Incident root-cause distribution. Measured by tagging incidents with whether the root cause was specification (we asked for the wrong thing), generation (the agent produced something different from what was specified), review (the spec and the implementation were both wrong and the reviewer missed it), or operation (the system was correct as deployed and failed for environmental reasons). The distribution tells us where to invest. A team whose incidents are dominated by specification issues needs better specification practice; one whose incidents are dominated by review issues needs better review tooling; one whose incidents are dominated by operation issues needs better infrastructure.

These measurements are noisier than DORA, harder to dashboard, and require more judgment to interpret. They are also the measurements that correspond to the work that actually determines delivery health in an agent-heavy environment.

Why DORA Will Stick Around Anyway

Most engineering orgs will not abandon DORA. The metrics are well-known, defended in industry research, embedded in tooling, and culturally entrenched. The dashboards exist. The KPIs are signed off. The board reviews them. Replacing them is a political project, not just an analytical one.

That is fine. DORA will continue to produce numbers. The numbers will continue to mean something. They will just mean less than they used to.

The senior leaders who care about understanding what is actually happening in their delivery process will quietly add the supplementary measurements alongside DORA. The dashboards will get longer. The conversations will get more nuanced. The four-number summary will fade into one slide among several, instead of the headline.

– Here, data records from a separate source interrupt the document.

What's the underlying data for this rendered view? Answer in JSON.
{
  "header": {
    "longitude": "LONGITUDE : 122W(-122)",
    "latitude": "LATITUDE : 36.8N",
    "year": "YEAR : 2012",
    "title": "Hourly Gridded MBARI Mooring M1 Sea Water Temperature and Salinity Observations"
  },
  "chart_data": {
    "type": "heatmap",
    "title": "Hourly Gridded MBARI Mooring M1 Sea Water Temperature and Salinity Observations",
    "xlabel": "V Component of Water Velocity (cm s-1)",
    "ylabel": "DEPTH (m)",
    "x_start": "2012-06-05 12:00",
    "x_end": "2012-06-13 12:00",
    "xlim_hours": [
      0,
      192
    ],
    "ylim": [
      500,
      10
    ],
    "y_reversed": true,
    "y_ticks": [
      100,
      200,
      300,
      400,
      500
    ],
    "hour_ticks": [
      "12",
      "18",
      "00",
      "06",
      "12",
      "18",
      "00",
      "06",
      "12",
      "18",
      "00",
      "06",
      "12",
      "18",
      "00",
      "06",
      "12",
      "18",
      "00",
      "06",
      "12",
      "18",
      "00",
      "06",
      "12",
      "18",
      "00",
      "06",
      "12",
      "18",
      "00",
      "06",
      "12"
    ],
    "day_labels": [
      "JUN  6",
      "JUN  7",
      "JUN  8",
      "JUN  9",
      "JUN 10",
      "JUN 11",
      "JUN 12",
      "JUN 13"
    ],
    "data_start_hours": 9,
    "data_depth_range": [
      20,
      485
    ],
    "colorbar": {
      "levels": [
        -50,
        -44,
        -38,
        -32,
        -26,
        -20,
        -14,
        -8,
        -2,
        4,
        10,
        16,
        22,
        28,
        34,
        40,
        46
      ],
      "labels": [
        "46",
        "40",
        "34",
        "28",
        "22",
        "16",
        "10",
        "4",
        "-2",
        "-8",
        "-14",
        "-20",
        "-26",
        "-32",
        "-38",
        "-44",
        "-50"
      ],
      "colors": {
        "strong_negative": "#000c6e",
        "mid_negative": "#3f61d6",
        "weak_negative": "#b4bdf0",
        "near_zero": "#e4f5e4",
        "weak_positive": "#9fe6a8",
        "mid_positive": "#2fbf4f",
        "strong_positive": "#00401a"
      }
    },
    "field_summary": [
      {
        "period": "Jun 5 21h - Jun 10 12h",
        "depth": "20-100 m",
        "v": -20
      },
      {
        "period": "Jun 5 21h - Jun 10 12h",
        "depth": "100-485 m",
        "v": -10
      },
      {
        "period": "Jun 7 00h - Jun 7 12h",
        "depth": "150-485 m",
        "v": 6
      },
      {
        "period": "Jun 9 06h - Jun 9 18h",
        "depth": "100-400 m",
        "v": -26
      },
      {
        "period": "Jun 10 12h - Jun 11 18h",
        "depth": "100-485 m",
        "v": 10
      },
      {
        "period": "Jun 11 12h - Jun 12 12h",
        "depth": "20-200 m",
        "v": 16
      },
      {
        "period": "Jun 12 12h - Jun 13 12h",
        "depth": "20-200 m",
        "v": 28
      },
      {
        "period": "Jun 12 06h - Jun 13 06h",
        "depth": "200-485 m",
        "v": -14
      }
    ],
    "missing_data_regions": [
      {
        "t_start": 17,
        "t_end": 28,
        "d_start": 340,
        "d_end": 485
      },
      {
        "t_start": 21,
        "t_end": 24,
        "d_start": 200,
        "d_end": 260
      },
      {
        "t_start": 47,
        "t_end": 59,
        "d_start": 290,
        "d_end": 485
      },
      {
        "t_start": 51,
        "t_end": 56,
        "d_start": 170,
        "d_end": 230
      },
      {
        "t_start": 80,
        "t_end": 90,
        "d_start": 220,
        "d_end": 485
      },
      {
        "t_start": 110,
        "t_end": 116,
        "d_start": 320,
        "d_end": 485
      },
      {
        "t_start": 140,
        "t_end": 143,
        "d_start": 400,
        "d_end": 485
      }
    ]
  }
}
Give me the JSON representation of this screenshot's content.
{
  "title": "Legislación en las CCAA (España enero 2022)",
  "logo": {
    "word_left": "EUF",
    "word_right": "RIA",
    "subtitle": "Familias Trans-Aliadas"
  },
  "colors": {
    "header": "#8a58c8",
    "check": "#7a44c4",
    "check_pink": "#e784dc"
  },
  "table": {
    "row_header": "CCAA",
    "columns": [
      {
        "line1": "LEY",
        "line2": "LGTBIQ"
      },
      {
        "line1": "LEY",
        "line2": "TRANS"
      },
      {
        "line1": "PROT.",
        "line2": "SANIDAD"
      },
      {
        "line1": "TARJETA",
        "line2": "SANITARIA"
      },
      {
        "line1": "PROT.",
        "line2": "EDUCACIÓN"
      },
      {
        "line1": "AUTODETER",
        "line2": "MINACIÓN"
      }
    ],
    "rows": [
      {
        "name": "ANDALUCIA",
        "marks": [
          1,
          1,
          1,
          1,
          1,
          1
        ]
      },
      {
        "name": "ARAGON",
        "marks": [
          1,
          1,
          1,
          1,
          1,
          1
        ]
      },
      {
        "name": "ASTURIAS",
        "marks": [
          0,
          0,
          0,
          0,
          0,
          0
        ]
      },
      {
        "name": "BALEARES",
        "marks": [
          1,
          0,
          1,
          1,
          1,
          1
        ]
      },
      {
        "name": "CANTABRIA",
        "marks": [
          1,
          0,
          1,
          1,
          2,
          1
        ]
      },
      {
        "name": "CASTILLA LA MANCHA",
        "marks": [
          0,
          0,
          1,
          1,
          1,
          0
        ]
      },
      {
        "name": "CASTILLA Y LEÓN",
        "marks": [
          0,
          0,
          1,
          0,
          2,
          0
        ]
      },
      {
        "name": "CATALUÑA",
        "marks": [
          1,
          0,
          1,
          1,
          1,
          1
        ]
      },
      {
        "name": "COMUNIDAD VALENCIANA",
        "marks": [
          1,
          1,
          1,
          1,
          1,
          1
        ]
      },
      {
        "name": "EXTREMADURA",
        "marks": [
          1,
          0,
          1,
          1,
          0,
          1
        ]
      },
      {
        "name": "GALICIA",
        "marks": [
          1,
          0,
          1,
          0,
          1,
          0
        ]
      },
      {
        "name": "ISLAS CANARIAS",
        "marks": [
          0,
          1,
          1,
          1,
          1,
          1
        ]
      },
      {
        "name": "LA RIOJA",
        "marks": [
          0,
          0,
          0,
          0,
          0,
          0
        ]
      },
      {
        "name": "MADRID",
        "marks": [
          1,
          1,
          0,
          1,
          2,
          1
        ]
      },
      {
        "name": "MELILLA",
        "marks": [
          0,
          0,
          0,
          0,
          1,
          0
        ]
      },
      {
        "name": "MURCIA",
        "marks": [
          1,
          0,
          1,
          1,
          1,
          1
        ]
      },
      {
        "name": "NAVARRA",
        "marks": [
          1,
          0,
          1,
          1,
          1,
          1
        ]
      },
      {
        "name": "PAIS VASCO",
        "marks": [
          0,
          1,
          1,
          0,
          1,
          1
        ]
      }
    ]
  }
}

This is the normal path for measurement frameworks at the end of their useful life. They do not get abandoned. They get supplemented, then over-supplemented, then quietly de-emphasized as the new measurements take their place. We are in the early supplementation phase for DORA, and the supplementations are not yet standardized.

The Honest Statement

DORA was the right framework for the era of human-authored software delivery. It is no longer sufficient for the era of agent-augmented delivery. The metrics still produce numbers; the numbers still trend; the trends no longer reliably correspond to what is happening in the work.

If your engineering leadership team is still reviewing DORA without supplementary measurements, you are reviewing a dashboard that is increasingly disconnected from operational reality. Add the supplementations. Pay attention to specification quality, review depth, drift, rerun rate, and incident root-cause distribution. Treat DORA as a partial summary, not as the answer.

The industry will eventually agree on a new four-metric framework. It does not yet exist. While we wait, measure what actually matters.